2018年7月13日にユナイテッド・アーバン投資法人の決算が発表されました。
当初の予想一口当たり3,400円のところ3,530円で着地しました。
過去の高値掴み物件売却により碑文谷ショッピングセンターが犠牲に

2018年5月期において、2018年1月26日にリーガロイヤルホテル小倉・あるあるCity(取得価格16,600百万円)の取得を行いました。 その一方で、投資法人はポートフォリオの質的改善・収益性の向上を図るべく、2物件の売却を決定し、2018年5月24日付で碑文谷ショッピングセンター(譲渡価格14,025百万円)とイオンモール宇城(譲渡価格6,500百万円)の譲渡を実施しました。

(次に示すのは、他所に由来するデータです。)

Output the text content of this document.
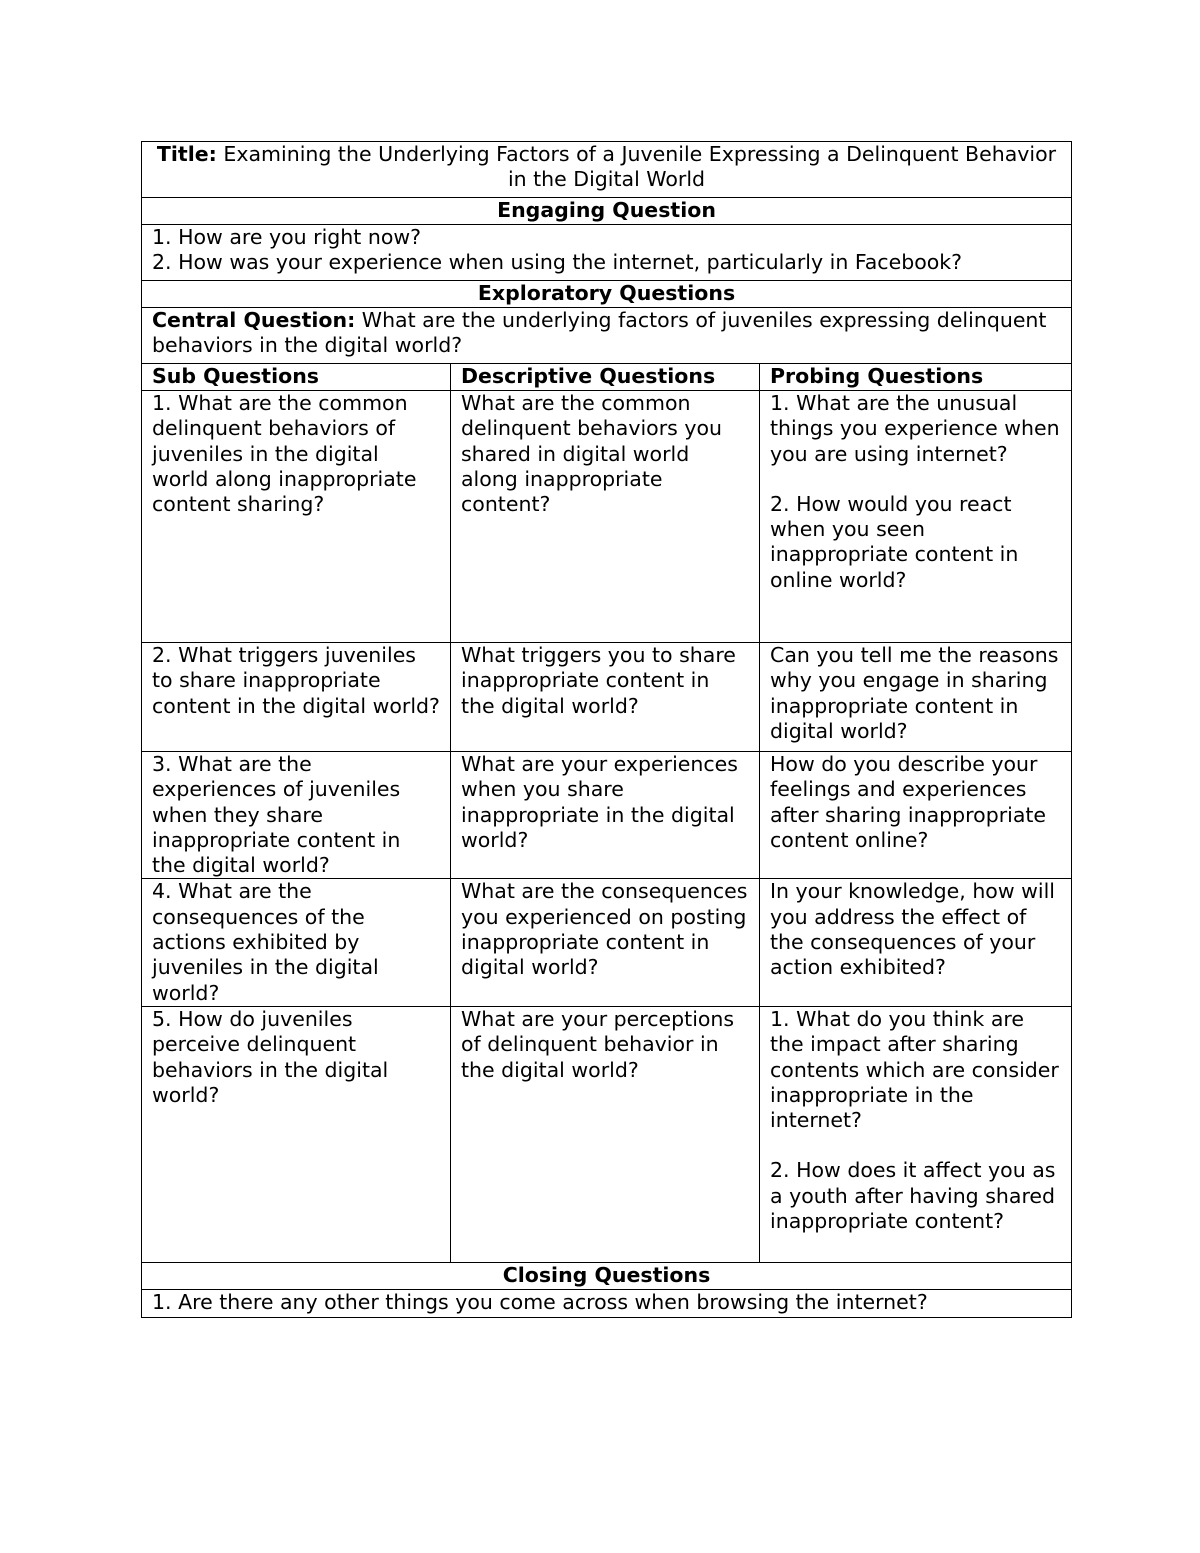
Title: Examining the Underlying Factors of a Juvenile Expressing a Delinquent Behavior in the Digital World		
Engaging Question		

1. How are you right now?
2. How was your experience when using the internet, particularly in Facebook?		

Exploratory Questions		
Central Question: What are the underlying factors of juveniles expressing delinquent behaviors in the digital world?		
Sub Questions	Descriptive Questions	Probing Questions
1. What are the common delinquent behaviors of juveniles in the digital world along inappropriate content sharing?	What are the common delinquent behaviors you shared in digital world along inappropriate content?	1. What are the unusual things you experience when you are using internet?
2. How would you react when you seen inappropriate content in online world?

2. What triggers juveniles to share inappropriate content in the digital world?	What triggers you to share inappropriate content in the digital world?	Can you tell me the reasons why you engage in sharing inappropriate content in digital world?

3. What are the experiences of juveniles when they share inappropriate content in the digital world?	What are your experiences when you share inappropriate in the digital world?	How do you describe your feelings and experiences after sharing inappropriate content online?

4. What are the consequences of the actions exhibited by juveniles in the digital world?	What are the consequences you experienced on posting inappropriate content in digital world?	In your knowledge, how will you address the effect of the consequences of your action exhibited?

5. How do juveniles perceive delinquent behaviors in the digital world?	What are your perceptions of delinquent behavior in the digital world?	1. What do you think are the impact after sharing contents which are consider inappropriate in the internet?
2. How does it affect you as a youth after having shared inappropriate content?

Closing Questions		
1. Are there any other things you come across when browsing the internet?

上記の物件取得・売却の結果、2018年5月期末時点において、投資法人が保有する物件は、商業施設34件、オフィスビル33件、商業施設とオフィスビルの複合施設1件、ホテル14件、オフィスビルとホテルの複合施設2件、住居20件及びその他12件の合計116件(取得価格の総額608,617百万円)であり、また、総賃貸可能面積は1,431,177.86㎡(432,931.30坪)、テナント総数は2,278となりました。稼働率は2018年5月期においても引き続き稼働率の向上に注力し、各月末時点のポートフォリオ全体の稼働率は、98.4%から99.5%の間で推移し、期末時点では99.3%となっています。

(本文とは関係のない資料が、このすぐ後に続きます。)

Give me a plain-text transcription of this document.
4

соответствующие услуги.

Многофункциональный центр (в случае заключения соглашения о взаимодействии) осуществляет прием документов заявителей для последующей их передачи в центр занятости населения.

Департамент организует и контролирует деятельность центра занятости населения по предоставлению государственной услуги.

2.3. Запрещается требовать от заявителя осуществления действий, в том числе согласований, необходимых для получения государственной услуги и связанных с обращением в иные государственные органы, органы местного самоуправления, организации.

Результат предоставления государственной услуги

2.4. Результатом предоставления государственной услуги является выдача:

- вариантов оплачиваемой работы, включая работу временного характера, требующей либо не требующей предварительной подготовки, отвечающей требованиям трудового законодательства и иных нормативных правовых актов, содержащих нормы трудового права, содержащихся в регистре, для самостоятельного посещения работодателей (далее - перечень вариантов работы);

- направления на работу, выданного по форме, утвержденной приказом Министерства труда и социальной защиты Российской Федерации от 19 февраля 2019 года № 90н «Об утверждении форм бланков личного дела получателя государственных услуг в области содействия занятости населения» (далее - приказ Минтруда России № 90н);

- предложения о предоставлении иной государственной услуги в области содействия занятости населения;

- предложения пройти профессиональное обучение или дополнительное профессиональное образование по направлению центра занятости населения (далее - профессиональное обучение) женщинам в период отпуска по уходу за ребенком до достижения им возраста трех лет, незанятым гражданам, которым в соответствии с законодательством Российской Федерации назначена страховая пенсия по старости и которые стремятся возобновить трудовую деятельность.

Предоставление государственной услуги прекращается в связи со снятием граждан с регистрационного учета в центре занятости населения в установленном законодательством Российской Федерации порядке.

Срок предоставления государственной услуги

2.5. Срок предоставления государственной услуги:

2018年5月期期の業績は、営業収益29,166百万円(前期比12.5%増)、不動産賃貸事業利益13,890百万円(前期比3.6%増)、営業利益13,089百万円(前期比4.9%増)、経常利益11,974百万円(前期比5.8%増)、当期純利益11,973百万円(前期比5.8%増)となりました。

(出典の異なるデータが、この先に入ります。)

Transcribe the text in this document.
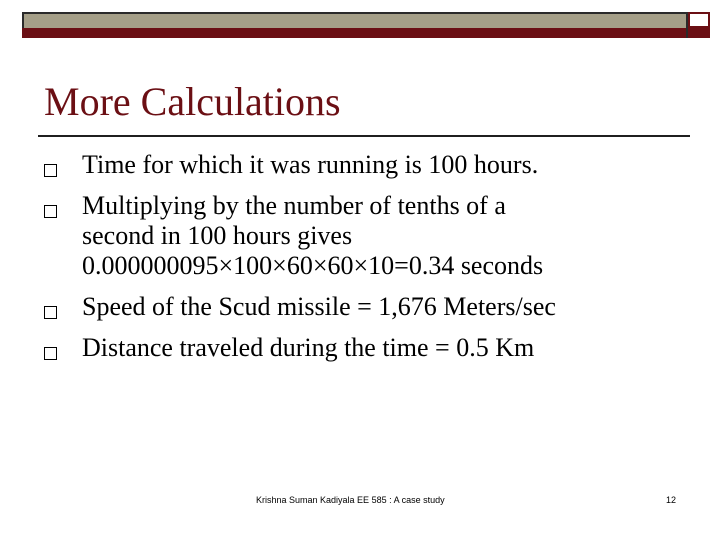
More Calculations
Time for which it was running is 100 hours.
Multiplying by the number of tenths of a
second in 100 hours gives
0.000000095×100×60×60×10=0.34 seconds
Speed of the Scud missile = 1,676 Meters/sec
Distance traveled during the time = 0.5 Km
Krishna Suman Kadiyala EE 585 : A case study	12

分配金には直接影響は無いですが、イオンモール宇城において売却損3,584百万円を発生させてしまっています。こいつのために碑文谷ショッピングセンターの売却で4,944百万円の売却益で相殺しています。過去の高値掴み物件売却のために優良物件が犠牲になる典型的なケースです。
LTVは40%を切る水準まで低下

2018年5月期においては、前期に実施した物件売却の資金等を用いて有利子負債の返済を行い、投資法人債120億円の新規発行はあったものの、有利子負債の総額は前期末対比15,723百万円減少し、255,884百万円となりました。なお、当期末時点における1年内に返済予定の借入金は22,400百万円、1年内に償還予定の投資法人債は15,000百万円です。また2018年6月26日付で以下のとおりコミットメントラインの設定を行っています。
コミットメントラインの概要
参加金融機関 : 三井住友信託銀行㈱、㈱みずほ銀行、㈱三菱UFJ銀行
借入極度額 : 24,000百万円
契約締結日 : 2018年6月26日
契約期間 : 2018年6月26日~2019年6月26日
摘要 : 無担保・無保証
分配金については当期純利益のうち、物件売却益の大宗にあたる1,264百万円を圧縮積立金等として内部留保しました。一方で、一時差異等調整積立金75百万円を取崩し、分配金に加算しました。この結果、投資口1口当たりの分配金は3,530円、分配金の総額は10,784百万円となっています。